When the good times end
In the process of writing, there is a moment when everything is possible. When all the hours, days, months and years feel like they’ve got you close to what you wanted, to be read. That’s the golden period. But how long does it last?
The first rejection landed this evening, and the golden period was over. As rejections go, it wasn’t bad: good premise, but didn’t connect with the voice. It’s only one person’s response, but it brought to an end a period in an unpublished writer’s experience that was golden.
The golden period may change from writer to writer. For me, it’s the time between making the last amendments and the first rejection. It’s the period of promise and optimism.
This last period felt really good. It came at the end of a good year of rewriting. The third draft had been an enjoyable experience, and I was spending time with characters that I genuinely love. Feedback throughout the process was honest and improved my writing and the story. Five readers had returned very honest and positive notes before I completed the final draft. I was in a good place.
That’s when the golden period began. The opportunity to reflect on the work I’d done and, let’s be honest, dream a little about what could be. Even as I made the final changes to the submission letter, struggled through the synopsis and spent hours working my way through the Writers’ and Artists’ Handbook, it felt good.
They say it’s the hope that kills you, so I tried to mentally prepare for the sudden retraction of the good feeling. At that time, when everything is possible, I felt level-headed about the odds of breaking through. Regardless of how good it might be, getting published is always a long shot. The chances of making it over the numerous hurdles are slimmer than a molecule on a knife’s edge. But some people win the lottery and 200 books are published every week, so it’s possible.
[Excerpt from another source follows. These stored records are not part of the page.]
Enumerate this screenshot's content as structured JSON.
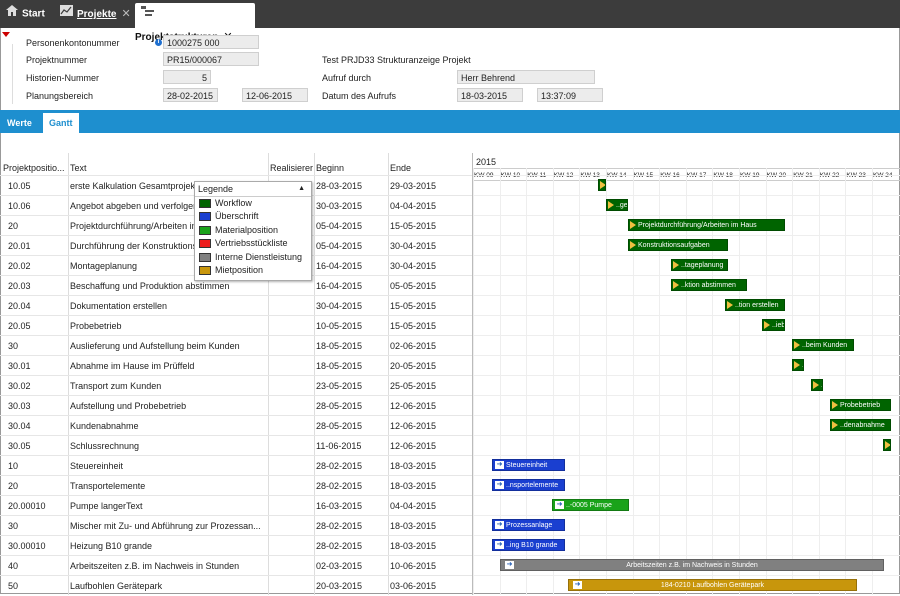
{
  "tabs": [
    {
      "label": "Start"
    },
    {
      "label": "Projekte"
    },
    {
      "label": "Projektstrukturen"
    }
  ],
  "form": {
    "personenkonto_label": "Personenkontonummer",
    "personenkonto_value": "1000275 000",
    "projektnummer_label": "Projektnummer",
    "projektnummer_value": "PR15/000067",
    "projekt_title": "Test PRJD33 Strukturanzeige Projekt",
    "historien_label": "Historien-Nummer",
    "historien_value": "5",
    "aufruf_label": "Aufruf durch",
    "aufruf_value": "Herr Behrend",
    "planung_label": "Planungsbereich",
    "planung_from": "28-02-2015",
    "planung_to": "12-06-2015",
    "datum_label": "Datum des Aufrufs",
    "datum_value": "18-03-2015",
    "zeit_value": "13:37:09"
  },
  "subtabs": {
    "werte": "Werte",
    "gantt": "Gantt"
  },
  "columns": {
    "pos": "Projektpositio...",
    "text": "Text",
    "real": "Realisierer",
    "begin": "Beginn",
    "end": "Ende"
  },
  "gantt": {
    "year": "2015",
    "weeks": [
      "KW 09",
      "KW 10",
      "KW 11",
      "KW 12",
      "KW 13",
      "KW 14",
      "KW 15",
      "KW 16",
      "KW 17",
      "KW 18",
      "KW 19",
      "KW 20",
      "KW 21",
      "KW 22",
      "KW 23",
      "KW 24"
    ]
  },
  "legend": {
    "title": "Legende",
    "items": [
      {
        "label": "Workflow",
        "color": "#006400"
      },
      {
        "label": "Überschrift",
        "color": "#1a3fd0"
      },
      {
        "label": "Materialposition",
        "color": "#1aa31a"
      },
      {
        "label": "Vertriebsstückliste",
        "color": "#ee1c1c"
      },
      {
        "label": "Interne Dienstleistung",
        "color": "#808080"
      },
      {
        "label": "Mietposition",
        "color": "#c8960c"
      }
    ]
  },
  "rows": [
    {
      "pos": "10.05",
      "text": "erste Kalkulation Gesamtprojekt",
      "begin": "28-03-2015",
      "end": "29-03-2015",
      "bar": ".."
    },
    {
      "pos": "10.06",
      "text": "Angebot abgeben und verfolgen",
      "begin": "30-03-2015",
      "end": "04-04-2015",
      "bar": "..gen"
    },
    {
      "pos": "20",
      "text": "Projektdurchführung/Arbeiten im Haus",
      "begin": "05-04-2015",
      "end": "15-05-2015",
      "bar": "Projektdurchführung/Arbeiten im Haus"
    },
    {
      "pos": "20.01",
      "text": "Durchführung der Konstruktionsaufgaben",
      "begin": "05-04-2015",
      "end": "30-04-2015",
      "bar": "Konstruktionsaufgaben"
    },
    {
      "pos": "20.02",
      "text": "Montageplanung",
      "begin": "16-04-2015",
      "end": "30-04-2015",
      "bar": "..tageplanung"
    },
    {
      "pos": "20.03",
      "text": "Beschaffung und Produktion abstimmen",
      "begin": "16-04-2015",
      "end": "05-05-2015",
      "bar": "..ktion abstimmen"
    },
    {
      "pos": "20.04",
      "text": "Dokumentation erstellen",
      "begin": "30-04-2015",
      "end": "15-05-2015",
      "bar": "..tion erstellen"
    },
    {
      "pos": "20.05",
      "text": "Probebetrieb",
      "begin": "10-05-2015",
      "end": "15-05-2015",
      "bar": "..ieb"
    },
    {
      "pos": "30",
      "text": "Auslieferung und Aufstellung beim Kunden",
      "begin": "18-05-2015",
      "end": "02-06-2015",
      "bar": "..beim Kunden"
    },
    {
      "pos": "30.01",
      "text": "Abnahme im Hause im Prüffeld",
      "begin": "18-05-2015",
      "end": "20-05-2015",
      "bar": "..d"
    },
    {
      "pos": "30.02",
      "text": "Transport zum Kunden",
      "begin": "23-05-2015",
      "end": "25-05-2015",
      "bar": "..n"
    },
    {
      "pos": "30.03",
      "text": "Aufstellung und Probebetrieb",
      "begin": "28-05-2015",
      "end": "12-06-2015",
      "bar": "Probebetrieb"
    },
    {
      "pos": "30.04",
      "text": "Kundenabnahme",
      "begin": "28-05-2015",
      "end": "12-06-2015",
      "bar": "..denabnahme"
    },
    {
      "pos": "30.05",
      "text": "Schlussrechnung",
      "begin": "11-06-2015",
      "end": "12-06-2015",
      "bar": ""
    },
    {
      "pos": "10",
      "text": "Steuereinheit",
      "begin": "28-02-2015",
      "end": "18-03-2015",
      "bar": "Steuereinheit"
    },
    {
      "pos": "20",
      "text": "Transportelemente",
      "begin": "28-02-2015",
      "end": "18-03-2015",
      "bar": "..nsportelemente"
    },
    {
      "pos": "20.00010",
      "text": "Pumpe langerText",
      "begin": "16-03-2015",
      "end": "04-04-2015",
      "bar": "..-0005 Pumpe"
    },
    {
      "pos": "30",
      "text": "Mischer mit Zu- und Abführung zur Prozessan...",
      "begin": "28-02-2015",
      "end": "18-03-2015",
      "bar": "Prozessanlage"
    },
    {
      "pos": "30.00010",
      "text": "Heizung B10 grande",
      "begin": "28-02-2015",
      "end": "18-03-2015",
      "bar": "..ing B10 grande"
    },
    {
      "pos": "40",
      "text": "Arbeitszeiten z.B. im Nachweis in Stunden",
      "begin": "02-03-2015",
      "end": "10-06-2015",
      "bar": "Arbeitszeiten z.B. im Nachweis in Stunden"
    },
    {
      "pos": "50",
      "text": "Laufbohlen Gerätepark",
      "begin": "20-03-2015",
      "end": "03-06-2015",
      "bar": "184-0210 Laufbohlen Gerätepark"
    }
  ]
}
In the golden period, you can enjoy the unknown. Your book could be good. There’s a chance it could be read by more than five people. It could make itself onto a shelf in a book shop. It’s all possible at this point.
It’s not a period fuelled by false optimism, egotistical belief or misplaced promise. I’ve got groups of honest writer friends who keep me right, a family who keep me grounded and an irritating lack of self-belief. I simply have a book that might work. And that’s it.
The might is what makes it golden. The unknown of whether those who are the gatekeepers to the world of publishing believe that the writing is good enough, the story engaging and that this is the right moment. It could happen.
I experienced several delays in getting the submissions out. The final tweaks to manuscripts, synopsis and letter took longer than expected. My impatience, after nearly two and a half years of writing, would normally unsettle me. However, these delays gently extended the period of grace.
That period of unknown ended when the first rejection came in. I still have a long list of agents to send it to, but does ‘not connecting with the voice’ mean more than an agent’s casual dismissal of a book? Is this how a trend will form?
With the golden period gone, the doubts are forming, and the promise is in retreat. I’m in the ‘what now’ period. It could still happen. You never know.